Politica

Ignazio Marino sindaco di Roma

Ignazio Marino alla Cnh di Imola
Ignazio Marino alla Cnh di Imola

Sono felice che Ignazio Marino sia sindaco di Roma, la città più grande del mondo. La sua vittoria è un poco anche il riscatto di quanti, militanti del Pd della nostra provincia, lo sostennero nell’ultimo congresso.

Si trattava del Congresso del dopo Veltroni. Alla faccia della costruzione di un partito sintesi delle culture popolare cattolica e social-comunista, scesero in campo Bersani e Franceschini, un ex comunista ed un ex democristiano. Poi Ignazio Marino, un uomo di scienze coinvolto nella politica dall’Associazione Italianieuropei. Apparve subito come la vera novità di quel congresso.

Lo ascoltai per la prima volta al bagno Fandango di Marina di Ravenna. Arrivò in ritardo, con uno zainetto sulle spalle, confuso fra gli astanti. Prese la parola e lemme lemme cominciò a parlare di laicità, di rinnovamento del partito, di nuova economia legata all’ambiente, di diritti civili, di solidarietà, di scuola e di cultura, di merito e di competenze. Effettivamente sembrò un marziano.

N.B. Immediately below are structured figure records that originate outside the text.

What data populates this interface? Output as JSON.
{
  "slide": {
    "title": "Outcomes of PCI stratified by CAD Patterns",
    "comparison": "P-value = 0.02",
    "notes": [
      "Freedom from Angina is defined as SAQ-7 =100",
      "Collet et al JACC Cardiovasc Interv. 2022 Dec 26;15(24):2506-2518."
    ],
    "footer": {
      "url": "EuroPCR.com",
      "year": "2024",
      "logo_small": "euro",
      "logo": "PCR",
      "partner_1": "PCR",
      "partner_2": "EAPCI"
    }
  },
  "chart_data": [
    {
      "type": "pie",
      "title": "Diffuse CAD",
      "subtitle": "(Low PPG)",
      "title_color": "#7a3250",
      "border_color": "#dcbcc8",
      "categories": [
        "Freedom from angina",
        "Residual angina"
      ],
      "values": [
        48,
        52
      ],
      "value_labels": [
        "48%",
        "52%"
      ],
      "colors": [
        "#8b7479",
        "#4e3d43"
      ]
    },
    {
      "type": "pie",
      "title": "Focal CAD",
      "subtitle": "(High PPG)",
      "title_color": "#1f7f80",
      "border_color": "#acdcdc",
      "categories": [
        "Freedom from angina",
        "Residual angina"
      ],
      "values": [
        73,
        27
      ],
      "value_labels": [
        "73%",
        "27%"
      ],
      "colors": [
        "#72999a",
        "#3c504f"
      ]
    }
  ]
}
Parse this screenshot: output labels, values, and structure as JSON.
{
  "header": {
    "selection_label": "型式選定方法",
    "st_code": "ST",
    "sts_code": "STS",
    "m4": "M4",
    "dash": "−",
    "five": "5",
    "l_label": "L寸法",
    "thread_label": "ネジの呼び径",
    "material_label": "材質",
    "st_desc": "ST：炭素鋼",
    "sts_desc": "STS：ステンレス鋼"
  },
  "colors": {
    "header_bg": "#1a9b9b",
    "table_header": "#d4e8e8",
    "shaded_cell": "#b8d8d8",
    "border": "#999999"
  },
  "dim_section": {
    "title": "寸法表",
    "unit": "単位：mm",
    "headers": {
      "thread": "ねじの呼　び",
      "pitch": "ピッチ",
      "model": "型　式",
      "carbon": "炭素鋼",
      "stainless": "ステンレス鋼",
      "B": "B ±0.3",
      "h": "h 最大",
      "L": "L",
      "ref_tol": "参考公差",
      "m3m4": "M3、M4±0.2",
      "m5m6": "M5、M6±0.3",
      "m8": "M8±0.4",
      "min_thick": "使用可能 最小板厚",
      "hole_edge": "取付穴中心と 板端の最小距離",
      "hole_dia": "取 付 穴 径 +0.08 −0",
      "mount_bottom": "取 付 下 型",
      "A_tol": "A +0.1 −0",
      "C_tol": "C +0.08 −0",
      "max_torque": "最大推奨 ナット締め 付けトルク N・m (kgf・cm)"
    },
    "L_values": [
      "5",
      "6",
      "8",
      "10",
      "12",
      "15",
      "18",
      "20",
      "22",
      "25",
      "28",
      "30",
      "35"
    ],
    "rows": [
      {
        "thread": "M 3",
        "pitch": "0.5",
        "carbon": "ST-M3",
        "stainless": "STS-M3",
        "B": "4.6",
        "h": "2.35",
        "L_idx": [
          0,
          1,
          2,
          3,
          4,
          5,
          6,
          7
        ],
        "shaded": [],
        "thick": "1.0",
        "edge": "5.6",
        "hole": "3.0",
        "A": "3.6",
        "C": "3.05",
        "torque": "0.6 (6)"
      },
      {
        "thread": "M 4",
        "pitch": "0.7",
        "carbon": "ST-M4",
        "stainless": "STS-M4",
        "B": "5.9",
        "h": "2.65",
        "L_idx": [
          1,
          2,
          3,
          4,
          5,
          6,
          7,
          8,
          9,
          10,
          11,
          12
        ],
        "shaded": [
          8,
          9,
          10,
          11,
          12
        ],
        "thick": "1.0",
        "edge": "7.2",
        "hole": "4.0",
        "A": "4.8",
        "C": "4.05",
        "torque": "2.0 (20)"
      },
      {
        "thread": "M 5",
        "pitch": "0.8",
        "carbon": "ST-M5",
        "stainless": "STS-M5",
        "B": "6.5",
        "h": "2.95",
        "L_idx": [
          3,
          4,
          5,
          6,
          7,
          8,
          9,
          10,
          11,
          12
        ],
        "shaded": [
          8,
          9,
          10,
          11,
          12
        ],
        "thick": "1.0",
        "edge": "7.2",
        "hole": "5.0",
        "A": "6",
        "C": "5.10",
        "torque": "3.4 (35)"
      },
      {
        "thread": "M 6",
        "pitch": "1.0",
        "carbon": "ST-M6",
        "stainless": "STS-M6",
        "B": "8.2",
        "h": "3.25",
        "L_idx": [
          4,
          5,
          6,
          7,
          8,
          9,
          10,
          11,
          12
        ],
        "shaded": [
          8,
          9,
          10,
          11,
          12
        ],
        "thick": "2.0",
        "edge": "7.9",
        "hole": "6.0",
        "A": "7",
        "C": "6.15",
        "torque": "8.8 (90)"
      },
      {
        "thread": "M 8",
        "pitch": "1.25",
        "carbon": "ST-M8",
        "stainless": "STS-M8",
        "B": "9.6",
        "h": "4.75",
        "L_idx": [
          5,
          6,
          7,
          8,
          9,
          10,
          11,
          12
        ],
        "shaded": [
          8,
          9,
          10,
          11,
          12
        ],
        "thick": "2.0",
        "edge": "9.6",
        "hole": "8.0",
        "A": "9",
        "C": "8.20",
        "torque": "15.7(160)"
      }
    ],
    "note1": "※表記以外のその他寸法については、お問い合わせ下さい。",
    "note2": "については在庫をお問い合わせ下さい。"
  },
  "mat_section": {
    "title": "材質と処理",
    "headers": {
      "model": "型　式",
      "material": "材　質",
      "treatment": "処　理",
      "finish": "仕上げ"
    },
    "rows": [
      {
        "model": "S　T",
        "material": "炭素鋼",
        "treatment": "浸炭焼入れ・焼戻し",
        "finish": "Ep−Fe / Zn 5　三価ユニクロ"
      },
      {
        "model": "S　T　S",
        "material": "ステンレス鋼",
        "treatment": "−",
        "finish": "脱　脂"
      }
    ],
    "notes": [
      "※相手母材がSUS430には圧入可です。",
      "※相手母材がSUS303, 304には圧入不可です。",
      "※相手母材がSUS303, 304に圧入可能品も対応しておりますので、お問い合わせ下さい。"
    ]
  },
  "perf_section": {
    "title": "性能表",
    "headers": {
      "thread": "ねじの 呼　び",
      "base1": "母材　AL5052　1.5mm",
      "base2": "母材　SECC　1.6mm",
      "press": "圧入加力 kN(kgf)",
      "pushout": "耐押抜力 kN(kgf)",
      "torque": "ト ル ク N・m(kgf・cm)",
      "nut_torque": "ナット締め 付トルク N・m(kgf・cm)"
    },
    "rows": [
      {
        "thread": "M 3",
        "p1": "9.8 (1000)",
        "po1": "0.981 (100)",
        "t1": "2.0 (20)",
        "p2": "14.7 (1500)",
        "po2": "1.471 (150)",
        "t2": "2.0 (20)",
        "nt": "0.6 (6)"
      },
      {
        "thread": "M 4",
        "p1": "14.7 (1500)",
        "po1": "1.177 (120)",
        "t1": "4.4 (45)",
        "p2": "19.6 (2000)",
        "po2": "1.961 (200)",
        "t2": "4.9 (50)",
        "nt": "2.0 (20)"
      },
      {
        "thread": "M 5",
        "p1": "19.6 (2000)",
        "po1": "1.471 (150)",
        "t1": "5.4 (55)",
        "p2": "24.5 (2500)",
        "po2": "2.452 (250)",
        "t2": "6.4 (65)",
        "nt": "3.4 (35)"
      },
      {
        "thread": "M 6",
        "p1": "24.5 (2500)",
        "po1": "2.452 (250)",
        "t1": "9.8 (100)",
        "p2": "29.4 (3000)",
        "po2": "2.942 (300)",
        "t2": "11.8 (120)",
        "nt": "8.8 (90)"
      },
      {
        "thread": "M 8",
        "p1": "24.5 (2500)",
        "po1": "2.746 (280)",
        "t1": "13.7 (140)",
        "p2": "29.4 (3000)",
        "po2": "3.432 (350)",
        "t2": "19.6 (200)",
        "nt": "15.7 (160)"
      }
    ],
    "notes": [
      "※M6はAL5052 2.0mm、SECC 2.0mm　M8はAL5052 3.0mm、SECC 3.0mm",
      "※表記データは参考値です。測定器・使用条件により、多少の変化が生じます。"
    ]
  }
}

Successivamente lo incontrai a Imola davanti alla Cnh, azienda in crisi. Ascoltò con attenzione, assunse impegni, parlò di lavoro e di giustizia sociale; ricordo che incoraggiò un operaio che faceva per protesta lo sciopero della fame, non mancando però di chiedergli di non fare l’eroe e dispensandolo di diversi consigli di natura medica.

Assieme ad un bel gruppo di persone, lo sostenni nella campagna congressuale. Fu un’esperienza non esaltante nel corso della quale il gruppo dirigente della federazione provinciale si schierò compatto con Bersani. Tollerò Franceschini in ragione dello spirito compromissorio di storica data e considerò Marino un inutile impaccio. Ricordo con tristezza il clima che caratterizzò quelle assemblee. Ricordo di avere illustrato le tesi di Marino ad una folta assemblea di persone preventivamente contattate una ad una e indirizzate nel voto: presi tanti applausi, quanto quelli del sostenitore di Bersani, ma nessun voto per Marino. Così come ricordo le assemblee dove i presidenti aprivano le votazioni subito dopo l’illustrazione delle tesi di Bersani, o anche prima. Ricordo poi il leggero vento del dileggio e del sarcasmo e l’umiliazione morale di essere considerati un corpo spurio al partito.

Una storia questa che ebbe poi un seguito ancora più pesante nel corso delle primarie per l’elezione del presidente della Provincia, quando il gruppo dei mariniani si schierò, assieme ad altri, per Serena Fagnocchi.

Da allora è passata tanta acqua sotto i ponti. Altri dirigenti di questo partito, e di ben altro peso, hanno dovuto subire il peso di una lotta politica non proprio da educande.

Oggi, con la vittoria di Marino a Roma e con quella del centrosinistra in tutti i comuni, piacerebbe poter pensare e dire che le cose anche nel Pd stanno cambiando. Che si sta andando verso un partito nuovo come concezione e di sinistra nel senso della traduzione in chiave odierna dei valori del solidarismo cattolico con quelli popolari e progressisti del movimento socialista e democratico. Più tanto altro che di positivo si è manifestato in questi anni nel nostro campo e nel paese. Sarà così? Non so, vedremo.